Normal force, car on curved road

[EV33]

Homework Statement

A curve of radius 139 m is banked at an angle of 11°. An 866-kg car negotiates the curve at 89 km/h without skidding. Neglect the effects of air drag and rolling friction. Find the following.
(a) the normal force exerted by the pavement on the tires

Homework Equations

there is no set equation for Normal force

The Attempt at a Solution

I would assume that the normal force would be mgcos(theta) after making a free body diargram because mg is straig down, and the normal is pointed perpindicular to the 11 degree road, so to find fn I would say cos(theta)= fn/mg, and then mgcos(theta)is equalto fn, but the answer is (mg)/cos(theta). This equation would suggest that the normal force is greater than the weight force which makes no sense no me.

Why is mg/cos(theta) correct?

 

[rl.bhat]

Normal force fn is perpendicular to the banked pavement. Its vertical component balances the weight of the car and horizontal component provides the required centripetal force to keep the car on the track.

 

[EV33]

Why is this situation anydifferent from this one?

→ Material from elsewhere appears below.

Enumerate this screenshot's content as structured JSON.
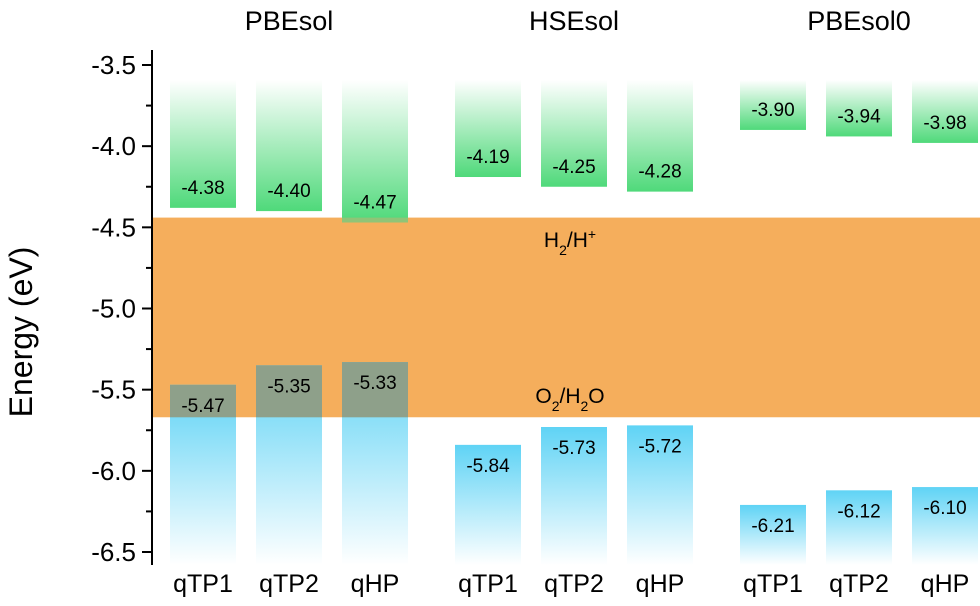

http://www.physicsclassroom.com/Class/vectors/U3l3e.cfm

These are so similar in set up I don't see how they would have different equations.

 

[rl.bhat]

In the frictionless inclined plane, body slides downward due to the component mg along the inclined plane. i.e. mg*sinθ. And the normal farce is mg*cosθ.
But on the frictionless banked road, the car is not sliding along the slope but moving in a curves path. So the mg*cosθ is not helpful here. The centripetal force is provided by the component of the normal reaction. Other component of normal reaction is balanced by the weight of the car.